In this case, Clicks sought to utilise this provision on the basis that its ClubCard loyalty programme creates an obligation to incur future expenditure when card holders earn loyalty points by making purchases at Clicks stores. The loyalty points awarded translate to a cost that Clicks will incur on merchandise provided to customers upon redemption of cash back vouchers. In other words, when Clicks makes a sale for which it receives income, an obligation is created at the same time to incur a cost at a future date.
Clicks returns 2% of the value of all qualifying purchases to customers and its inability to deduct this cost will have a significant impact on its cash flow. The import of the judgment, however, extends well beyond the interests of Clicks. The court acknowledged that other retailers such as Pick ‘n Pay, Dischem, Ster Kinekor and Exclusive Books, to name a few, will also be impacted by the court’s decision.
SARS maintained that Clicks is not eligible for the section 24C deduction, as the income it receives and the obligation to incur the future expenditure arise from separate contracts.
Clicks succeeded in the Tax Court, which concluded that the income earning contract and that which gives rise to the obligation (the ClubCard contract), are inextricably linked. SARS appealed to the Supreme Court of Appeal (“SCA”). It is important to note that Clicks’ appeal was heard shortly after the SCA handed down judgment in Commissioner, South African Revenue Service v Big G Restaurants (Pty) Ltd  ZASCA 179; 2019 (3) SA 90 (SCA) (“Big G”), which dealt with the same issue.
In Big G, the SCA rejected the notion that section 24C applies where the contracts are “inextricably linked” – the income and the obligation must emanate from the same contract. The SCA therefore set aside the Tax Court’s decision. But Big G took the matter to the Constitutional Court, where the interpretation of section 24C was widened, albeit slightly. The Constitutional Court confirmed section 24C may apply where there is more than one contract, provided they are so inextricably linked that they satisfy the requirement of “sameness”.

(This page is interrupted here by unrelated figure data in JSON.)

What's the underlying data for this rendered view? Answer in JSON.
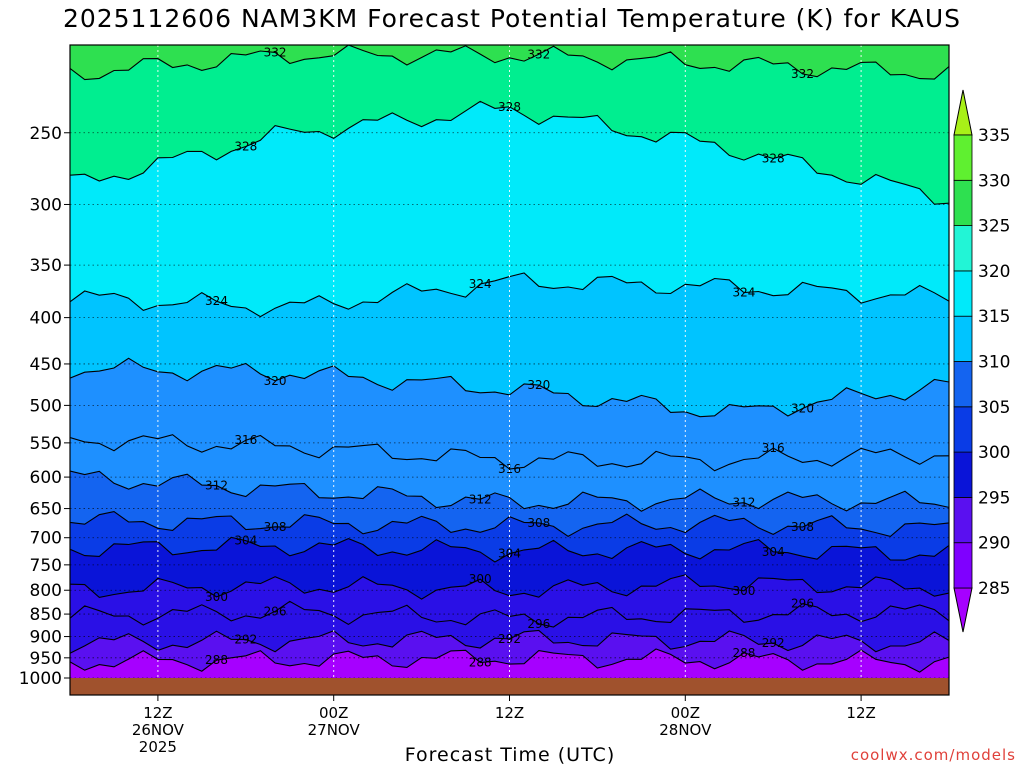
{
  "chart_data": {
    "type": "heatmap",
    "title": "2025112606 NAM3KM Forecast Potential Temperature (K) for KAUS",
    "xlabel": "Forecast Time (UTC)",
    "ylabel": "",
    "x_ticks": [
      {
        "line1": "12Z",
        "line2": "26NOV",
        "line3": "2025",
        "hour": 6
      },
      {
        "line1": "00Z",
        "line2": "27NOV",
        "line3": "",
        "hour": 18
      },
      {
        "line1": "12Z",
        "line2": "",
        "line3": "",
        "hour": 30
      },
      {
        "line1": "00Z",
        "line2": "28NOV",
        "line3": "",
        "hour": 42
      },
      {
        "line1": "12Z",
        "line2": "",
        "line3": "",
        "hour": 54
      }
    ],
    "xlim": [
      0,
      60
    ],
    "y_ticks": [
      250,
      300,
      350,
      400,
      450,
      500,
      550,
      600,
      650,
      700,
      750,
      800,
      850,
      900,
      950,
      1000
    ],
    "ylim": [
      1000,
      200
    ],
    "y_scale": "log-pressure",
    "grid": true,
    "colorbar": {
      "levels": [
        285,
        290,
        295,
        300,
        305,
        310,
        315,
        320,
        325,
        330,
        335
      ],
      "colors": [
        "#a600ff",
        "#7f00ff",
        "#5a10f0",
        "#2a10e6",
        "#0a14d8",
        "#0a3ce6",
        "#1464f0",
        "#1e90ff",
        "#00c4ff",
        "#00eafa",
        "#22f5d6",
        "#00ee90",
        "#2ee050",
        "#5ff030",
        "#a8f018"
      ]
    },
    "fill_levels": [
      {
        "theta": 288,
        "color": "#7f00ff"
      },
      {
        "theta": 290,
        "color": "#5a10f0"
      },
      {
        "theta": 295,
        "color": "#2a10e6"
      },
      {
        "theta": 300,
        "color": "#0a14d8"
      },
      {
        "theta": 305,
        "color": "#0a3ce6"
      },
      {
        "theta": 310,
        "color": "#1464f0"
      },
      {
        "theta": 315,
        "color": "#1e90ff"
      },
      {
        "theta": 320,
        "color": "#00c4ff"
      },
      {
        "theta": 325,
        "color": "#00eafa"
      },
      {
        "theta": 330,
        "color": "#00ee90"
      },
      {
        "theta": 335,
        "color": "#2ee050"
      }
    ],
    "contours": [
      {
        "theta": 288,
        "label": "288",
        "p": [
          960,
          955,
          950,
          955,
          960
        ]
      },
      {
        "theta": 292,
        "label": "292",
        "p": [
          915,
          910,
          905,
          910,
          915
        ]
      },
      {
        "theta": 296,
        "label": "296",
        "p": [
          855,
          845,
          860,
          850,
          845
        ]
      },
      {
        "theta": 300,
        "label": "300",
        "p": [
          800,
          790,
          800,
          785,
          795
        ]
      },
      {
        "theta": 304,
        "label": "304",
        "p": [
          720,
          715,
          725,
          720,
          730
        ]
      },
      {
        "theta": 308,
        "label": "308",
        "p": [
          670,
          675,
          680,
          675,
          685
        ]
      },
      {
        "theta": 312,
        "label": "312",
        "p": [
          600,
          620,
          640,
          635,
          640
        ]
      },
      {
        "theta": 316,
        "label": "316",
        "p": [
          545,
          555,
          575,
          575,
          565
        ]
      },
      {
        "theta": 320,
        "label": "320",
        "p": [
          455,
          460,
          480,
          510,
          475
        ]
      },
      {
        "theta": 324,
        "label": "324",
        "p": [
          380,
          390,
          365,
          370,
          380
        ]
      },
      {
        "theta": 328,
        "label": "328",
        "p": [
          285,
          250,
          235,
          260,
          295
        ]
      },
      {
        "theta": 332,
        "label": "332",
        "p": [
          215,
          205,
          205,
          210,
          215
        ]
      }
    ],
    "surface_color": "#a0522d"
  },
  "credit": "coolwx.com/models"
}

Big G lost the appeal, but it gave Clicks another bite at the cherry. Clicks filed its appeal to the Constitutional Court, which accepted that there is a significant factual overlap and an inextricable link between the ClubCard contract that imposes the obligation to incur a future expenditure and the contract of sale. However, it is not sufficient for the two contracts to be inextricably linked; the link must be of such a nature that they give rise to a “sameness”.
In the present matter, the Constitutional Court found that the link between the two contracts do not render either dependent on the other for its existence; they operate together but they do not meet the requirement of contractual sameness. The upshot is that section 24C does not apply to Click’s ClubCard loyalty programme and the retailer incorrectly claimed these deductions.
While the matter does not involve a constitutional question, the Constitutional Court accepted, as with Big G, that Clicks should be granted leave to engage its jurisdiction on the basis that the matter involved an arguable point of law which is of general public importance. The court held that this is evidenced by the divergent approaches taken by the Tax Court and the SCA, and the importance to the general public lies in the potential impact for other operators of such loyalty programmes.
The decision to entertain the matter must be welcomed, as it allowed the court to shed some light on the application of section 24C, by giving definition to the sameness test where two or more contracts are involved.
What does the judgment mean for other retailers?
Other entities that similarly sought to claim the section 24C allowance must carefully study the judgment against the operation of their own loyalty programmes. But with a model that is hardly unique, it is difficult to see how their fate would be any different and it is possible that they might inadvertently find themselves in a position of non-compliance.
The judgment again serves as a cautionary tale where contracts are drafted without an understanding of the tax implications, which can make for a nasty surprise down the line.